The median ALC at admission before initiation of rATG was 0.95 × 10⁹/L (range, 0.0 × 10⁹ to 5.11 × 10⁹/L). The median day of rATG initiation was day -12 (range, −14 to −5), and the median total rATG dose was 9 mg/kg (range, 2.7-15) based on actual body weight. The median predicted pre-HCT and post-HCT rATG exposures were 59.1 AU per day per milliliter (range, 10.1-109) and 9.7 AU per day per milliliter (range, 1.1-42.5), respectively. Patients <10 years of age (n = 59) had a lower median pre-HCT rATG exposure of 41.9 AU per day per milliliter (range, 10.1-84.1) when compared with 71.9 AU per day per milliliter (range, 23.9-109) among those ≥10 years of age (n = 104; P < .001). The median post-HCT rATG was also lower among those <10 years of age, namely 6.2 AU per day per milliliter (range, 1.9-34.2) as opposed to 14.6 AU per day per milliliter (range, 1.1-42.5) among those ≥10 years of age (P < .001). Patients who received proximal rATG dosing (starting day -10 or closer to HCT; n = 26) had a lower median pre-HCT AUC of 40.4 AU per day per milliliter (range, 10.1-83.9) as opposed to 62.8 AU per day per milliliter (range, 16.4-109) among those who received distal dosing from day -11 or further from HCT (n = 127; P < .001). Conversely, patients who received proximal rATG dosing had a higher median post-HCT AUC of 16.9 AU per day per milliliter (range, 3.1-42.5) as opposed to 8.7 AU per day per milliliter (range, 1.1-34.9) among those who received distal dosing (P = .003).

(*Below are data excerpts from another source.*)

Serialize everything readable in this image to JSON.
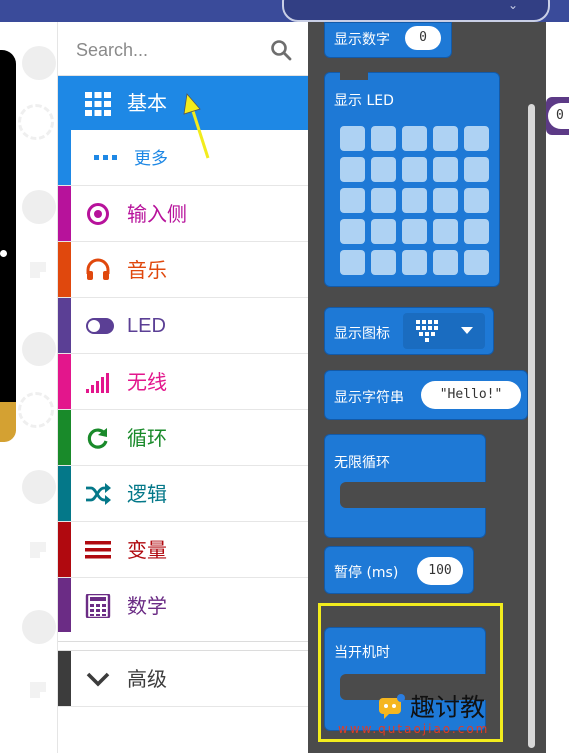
{
  "search": {
    "placeholder": "Search..."
  },
  "toolbox": {
    "categories": [
      {
        "id": "basic",
        "label": "基本",
        "color": "#1e88e5",
        "icon": "grid-icon"
      },
      {
        "id": "more",
        "label": "更多",
        "color": "#1e88e5",
        "icon": "more-dots-icon"
      },
      {
        "id": "input",
        "label": "输入侧",
        "color": "#b7129b",
        "icon": "target-icon"
      },
      {
        "id": "music",
        "label": "音乐",
        "color": "#e0480d",
        "icon": "headphones-icon"
      },
      {
        "id": "led",
        "label": "LED",
        "color": "#5b3f95",
        "icon": "toggle-icon"
      },
      {
        "id": "radio",
        "label": "无线",
        "color": "#e3168c",
        "icon": "signal-bars-icon"
      },
      {
        "id": "loops",
        "label": "循环",
        "color": "#198a2a",
        "icon": "refresh-icon"
      },
      {
        "id": "logic",
        "label": "逻辑",
        "color": "#047889",
        "icon": "shuffle-icon"
      },
      {
        "id": "variables",
        "label": "变量",
        "color": "#b0090f",
        "icon": "list-lines-icon"
      },
      {
        "id": "math",
        "label": "数学",
        "color": "#6b2c85",
        "icon": "calculator-icon"
      },
      {
        "id": "advanced",
        "label": "高级",
        "color": "#3c3c3c",
        "icon": "chevron-down-icon"
      }
    ]
  },
  "flyout": {
    "show_number": {
      "label": "显示数字",
      "value": "0"
    },
    "show_leds": {
      "label": "显示 LED"
    },
    "show_icon": {
      "label": "显示图标",
      "icon": "heart-icon"
    },
    "show_string": {
      "label": "显示字符串",
      "value": "\"Hello!\""
    },
    "forever": {
      "label": "无限循环"
    },
    "pause": {
      "label": "暂停 (ms)",
      "value": "100"
    },
    "on_start": {
      "label": "当开机时"
    }
  },
  "workspace": {
    "value": "0"
  },
  "watermark": {
    "title": "趣讨教",
    "url": "www.qutaojiao.com"
  }
}
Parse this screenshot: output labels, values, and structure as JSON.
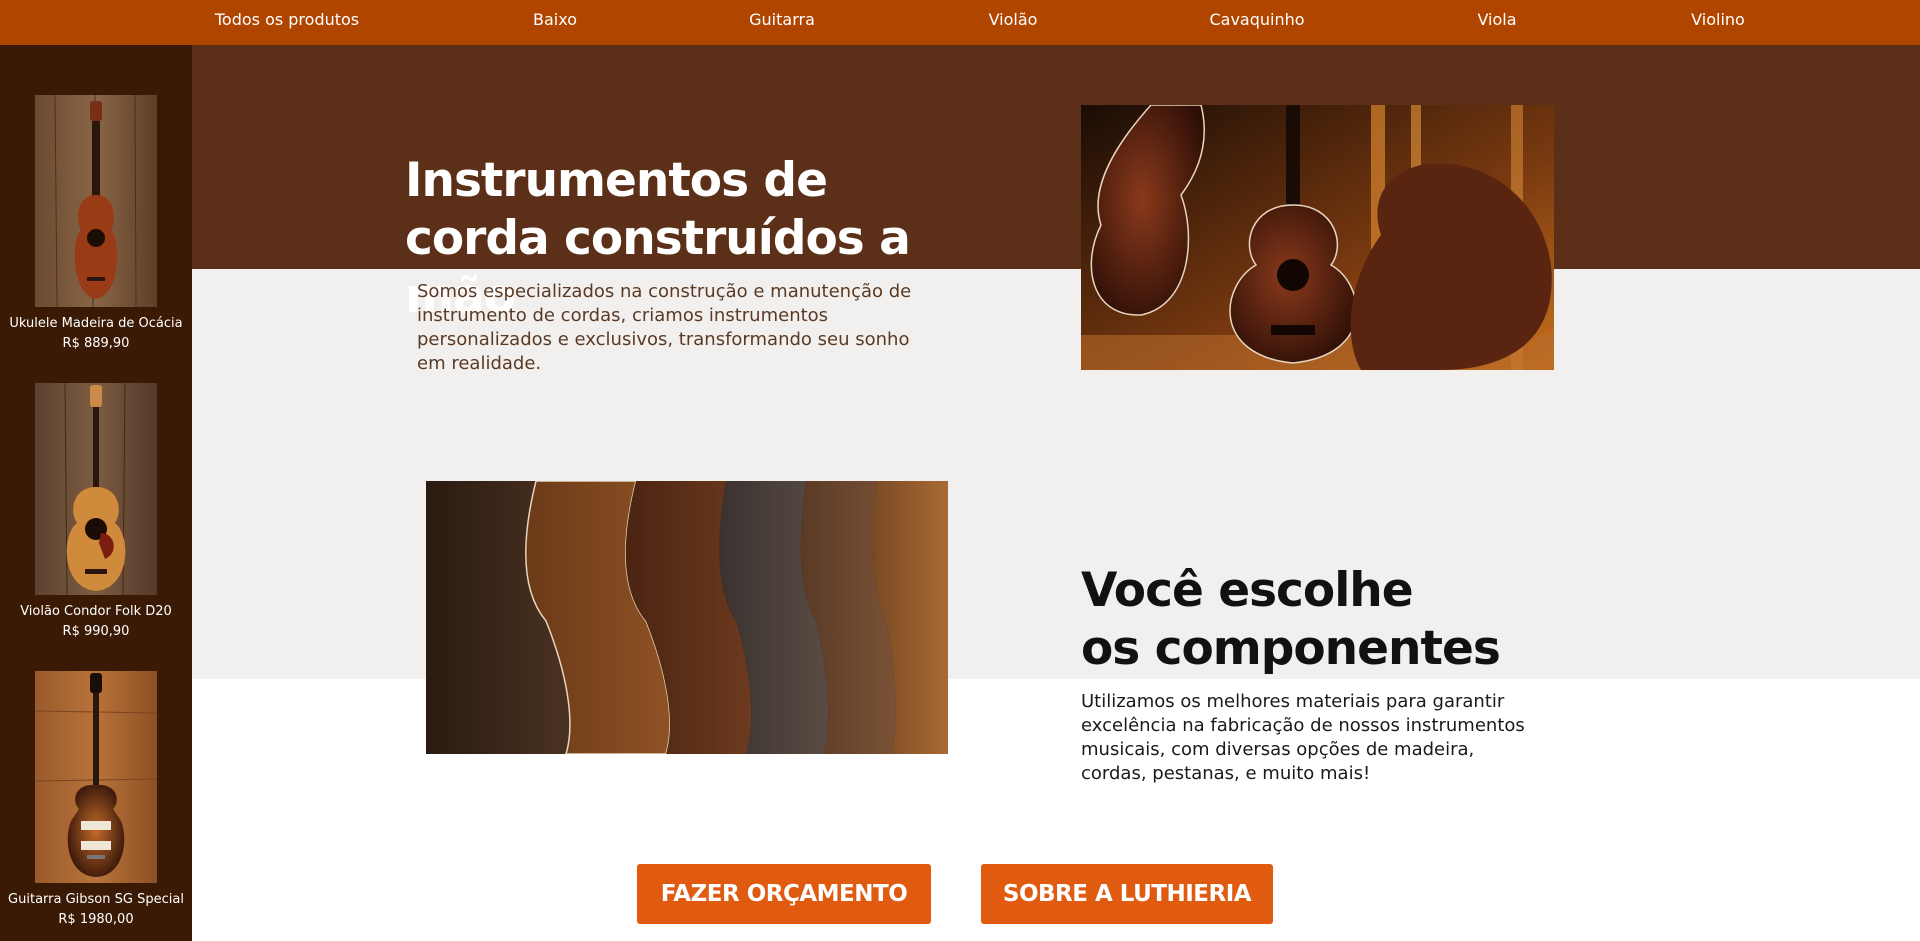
{
  "nav": {
    "items": [
      "Todos os produtos",
      "Baixo",
      "Guitarra",
      "Violão",
      "Cavaquinho",
      "Viola",
      "Violino"
    ]
  },
  "sidebar": {
    "products": [
      {
        "name": "Ukulele Madeira de Ocácia",
        "price": "R$ 889,90"
      },
      {
        "name": "Violão Condor Folk D20",
        "price": "R$ 990,90"
      },
      {
        "name": "Guitarra Gibson SG Special",
        "price": "R$ 1980,00"
      }
    ]
  },
  "hero": {
    "title": "Instrumentos de corda construídos a mão",
    "text": "Somos especializados na construção e manutenção de instrumento de cordas, criamos instrumentos personalizados e exclusivos, transformando seu sonho em realidade."
  },
  "components": {
    "title_line1": "Você escolhe",
    "title_line2": "os componentes",
    "text": "Utilizamos os melhores materiais para garantir excelência na fabricação de nossos instrumentos musicais, com diversas opções de madeira, cordas, pestanas, e muito mais!"
  },
  "buttons": {
    "quote": "FAZER ORÇAMENTO",
    "about": "SOBRE A LUTHIERIA"
  },
  "colors": {
    "nav": "#b04500",
    "sidebar": "#3b1a05",
    "hero_band": "#5c3018",
    "grey_band": "#f2f0ee",
    "button": "#e05a10"
  }
}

The 100-day cumulative incidence of rejection was 9.3% (95% confidence interval [CI], 4.8-13.8); 14 of 15 patients with rejection had a successful engraftment with a subsequent HCT, and 2 of those subsequently died (from relapse and GVHD, respectively), such that 80% were long-term survivors. Lower rates of rejection were seen among patients who received total-body irradiation–based conditioning (1.5%; 95% CI, 0.1-4.4; n = 67) as opposed to busulfan (16.3%; 95% CI, 3.2-29.4; n = 31) or melphalan (13.9%; 95% CI, 5.5-22.3; n = 65; P = .02; supplemental Table 1). Rejection was more common among patients with a pre-rATG ALC of ≥1.2 × 10⁹/L (n = 58), namely 19% (95% CI, 8.8-29.2) vs 3.9% (95% CI, 0.2-7.6) among those with low ALCs (n = 105; P = .002).

The 100-day cumulative incidence of grades 2 to 4 and 3 to 4 aGVHD were 25% (95% CI, 17.6-32.4) and 8.5% (95% CI, 4-13), respectively. The 3-year cumulative incidence of cGVHD was 19.2% (95% CI, 11.4-27).

The 3-year cumulative incidence of NRM and relapse was 14.4% (95% CI, 7.9-20.9) and 23.8% (95% CI, 16.2-31.4), respectively. The median time to relapse was 0.49 (range, 0.09-2.55) years; 90.3% of relapses occurred before 18 months. There was no difference in the 3-year relapse incidence whether a patient was MRD negative when measured by flow cytometry (15.9%; 95% CI, 5.5-26.3; n = 65) or by next-generation sequencing (18.3%; 95% CI, 5.2-31.4; n = 54); therefore, these were combined into a single MRD-negative category for subsequent analyses. The 3-year event-free survival, DFS, and OS were 57.9% (95% CI, 49.5-66.3), 65.1% (95% CI, 56.9-73.3), and 74.9% (95% CI, 67.3-82.5), respectively. Of the patients who relapsed, 13 of 31 (41.9%) were alive at the data cutoff. The causes of death, separated by conditioning regimen, are listed in supplemental Table 2.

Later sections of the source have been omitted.